As the trace is processed, an open record causes an entry in the file table to be allocated. If the file is already in the file table, the associated reference count is incremented. A close record causes the reference count to be decremented. When the reference count reaches zero, the file table entry is placed on a free list. Any blocks in the file that still reside in the cache remain associated with the file table entry. So, in fact, when the simulator must allocate a file table entry to respond to an open record, it searches the free list first. If an entry for the file is found, it is reclaimed, and any file blocks that still remain in the cache are also reclaimed.

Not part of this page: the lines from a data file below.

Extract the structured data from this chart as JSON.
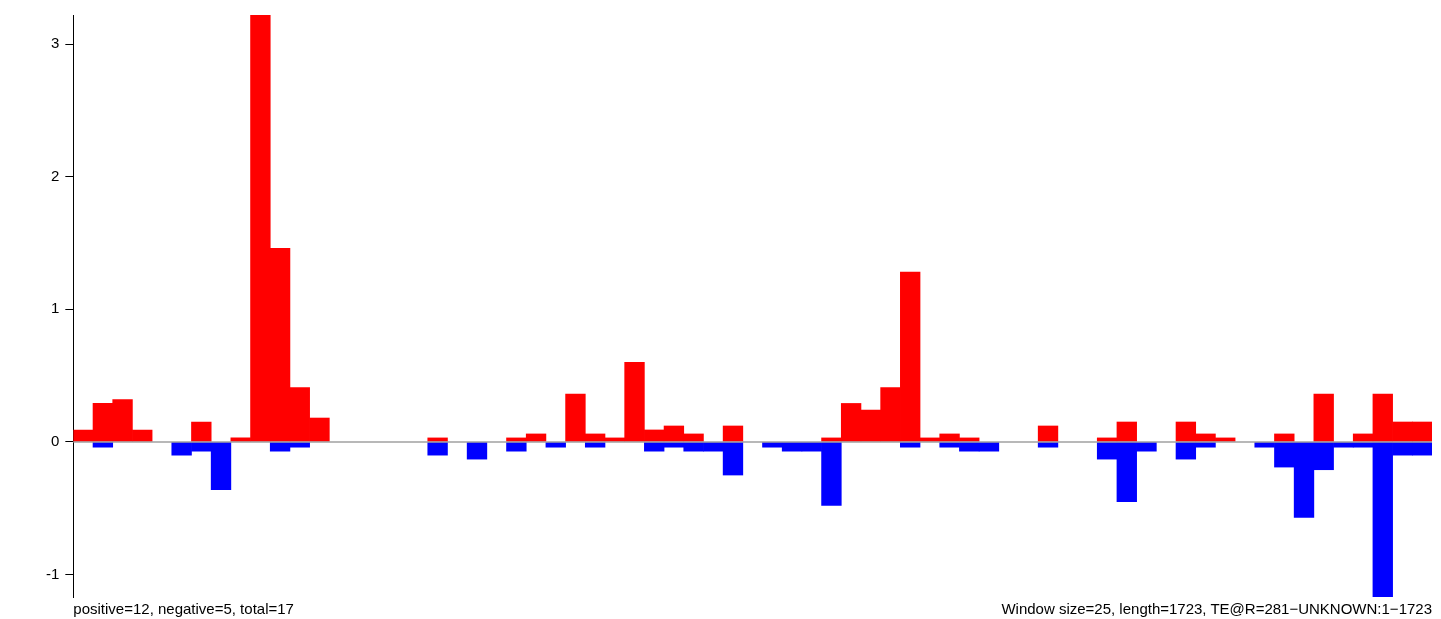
{
  "chart_data": {
    "type": "bar",
    "stacked": true,
    "categories": [
      null,
      null,
      null,
      null,
      null,
      null,
      null,
      null,
      null,
      null,
      null,
      null,
      null,
      null,
      null,
      null,
      null,
      null,
      null,
      null,
      null,
      null,
      null,
      null,
      null,
      null,
      null,
      null,
      null,
      null,
      null,
      null,
      null,
      null,
      null,
      null,
      null,
      null,
      null,
      null,
      null,
      null,
      null,
      null,
      null,
      null,
      null,
      null,
      null,
      null,
      null,
      null,
      null,
      null,
      null,
      null,
      null,
      null,
      null,
      null,
      null,
      null,
      null,
      null,
      null,
      null,
      null,
      null,
      null
    ],
    "series": [
      {
        "color": "#ff0000",
        "values": [
          0.09,
          0.29,
          0.32,
          0.09,
          null,
          null,
          0.15,
          null,
          0.03,
          3.22,
          1.46,
          0.41,
          0.18,
          null,
          null,
          null,
          null,
          null,
          0.03,
          null,
          null,
          null,
          0.03,
          0.06,
          null,
          0.36,
          0.06,
          0.03,
          0.6,
          0.09,
          0.12,
          0.06,
          null,
          0.12,
          null,
          null,
          null,
          null,
          0.03,
          0.29,
          0.24,
          0.41,
          1.28,
          0.03,
          0.06,
          0.03,
          null,
          null,
          null,
          0.12,
          null,
          null,
          0.03,
          0.15,
          null,
          null,
          0.15,
          0.06,
          0.03,
          null,
          null,
          0.06,
          null,
          0.36,
          null,
          0.06,
          0.36,
          0.15,
          0.15
        ]
      },
      {
        "color": "#0000ff",
        "values": [
          null,
          -0.04,
          null,
          null,
          null,
          -0.1,
          -0.07,
          -0.36,
          null,
          null,
          -0.07,
          -0.04,
          null,
          null,
          null,
          null,
          null,
          null,
          -0.1,
          null,
          -0.13,
          null,
          -0.07,
          null,
          -0.04,
          null,
          -0.04,
          null,
          null,
          -0.07,
          -0.04,
          -0.07,
          -0.07,
          -0.25,
          null,
          -0.04,
          -0.07,
          -0.07,
          -0.48,
          null,
          null,
          null,
          -0.04,
          null,
          -0.04,
          -0.07,
          -0.07,
          null,
          null,
          -0.04,
          null,
          null,
          -0.13,
          -0.45,
          -0.07,
          null,
          -0.13,
          -0.04,
          null,
          null,
          -0.04,
          -0.19,
          -0.57,
          -0.21,
          -0.04,
          -0.04,
          -1.17,
          -0.1,
          -0.1
        ]
      }
    ],
    "ylim": [
      -1.17,
      3.22
    ],
    "yticks": [
      -1,
      0,
      1,
      2,
      3
    ],
    "tick_labels": "y",
    "grid": false,
    "legend": false,
    "ref_lines": [
      {
        "axis": "y",
        "value": 0,
        "color": "#a0a0a0"
      }
    ],
    "annotations": [
      "positive=12, negative=5, total=17",
      "Window size=25, length=1723, TE@R=281−UNKNOWN:1−1723"
    ]
  }
}
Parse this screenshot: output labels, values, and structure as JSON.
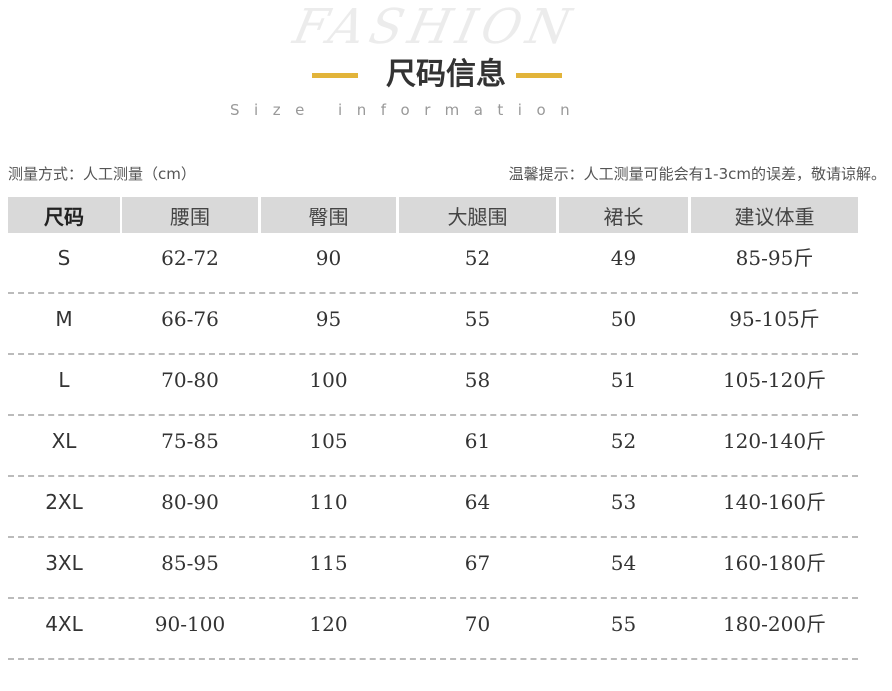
{
  "watermark": "FASHION",
  "title": "尺码信息",
  "subtitle": "Size information",
  "accent_color": "#e2b43a",
  "note_left": "测量方式：人工测量（cm）",
  "note_right": "温馨提示：人工测量可能会有1-3cm的误差，敬请谅解。",
  "table": {
    "headers": [
      "尺码",
      "腰围",
      "臀围",
      "大腿围",
      "裙长",
      "建议体重"
    ],
    "rows": [
      [
        "S",
        "62-72",
        "90",
        "52",
        "49",
        "85-95斤"
      ],
      [
        "M",
        "66-76",
        "95",
        "55",
        "50",
        "95-105斤"
      ],
      [
        "L",
        "70-80",
        "100",
        "58",
        "51",
        "105-120斤"
      ],
      [
        "XL",
        "75-85",
        "105",
        "61",
        "52",
        "120-140斤"
      ],
      [
        "2XL",
        "80-90",
        "110",
        "64",
        "53",
        "140-160斤"
      ],
      [
        "3XL",
        "85-95",
        "115",
        "67",
        "54",
        "160-180斤"
      ],
      [
        "4XL",
        "90-100",
        "120",
        "70",
        "55",
        "180-200斤"
      ]
    ]
  }
}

For each read or write record, the range of affected bytes is converted to a logical block num- ber or numbers. The simulator checks to see if the affected blocks are in the cache. If so, the access is satisfied without any disk manager activity, and the block is brought to the head of the linked list that indicates the LRU order of the cache blocks. If not, a block from the cache free list is allocated. If the free list is empty, the block at the tail of the LRU list of the file block cache is freed and allocated to this file. If the cache is simulating a write-back cache, any changes to the block are written back at this time.

The principal metric for evaluating cache organization was the I/O ratio, which is similar to the miss ratio. The I/O ratio is a direct indicator of the percentage of I/O avoided due to the cache. It expresses the ratio of the number of block I/O operations performed to the number of block I/O operations requested. An I/O operation was charged each time a block was accessed and not in the cache, or when a modified block was written from the cache back to disk. The I/O ratio is different from the miss ratio in that it effectively counts as missed those I/O operations resulting from the write policy, even though those blocks appear in the cache.

A secondary metric was the effective access time. We assigned a time cost to each disk access and computed the total delay that user programs would see when making accesses through the cache. This allowed us to evaluate the effects of varying the access time to the disk storage on performance.

Often in the traces, programs made requests in units much smaller than the block size. We counted each of these requests as a separate access, usually satisfied from the cache. Because it more closely simulates the actual performance that programs will see, we chose not to collapse redundant requests from programs even though this results in lower miss and I/O ratios and ef- fective access times.

The results are reported only after the simulator reaches steady state. That is, block accesses and misses that occur before the cache has filled are ignored. Modified blocks left in the cache at the end of the simulation are not forced out, because this would unrealistically increase the miss and I/O ratios.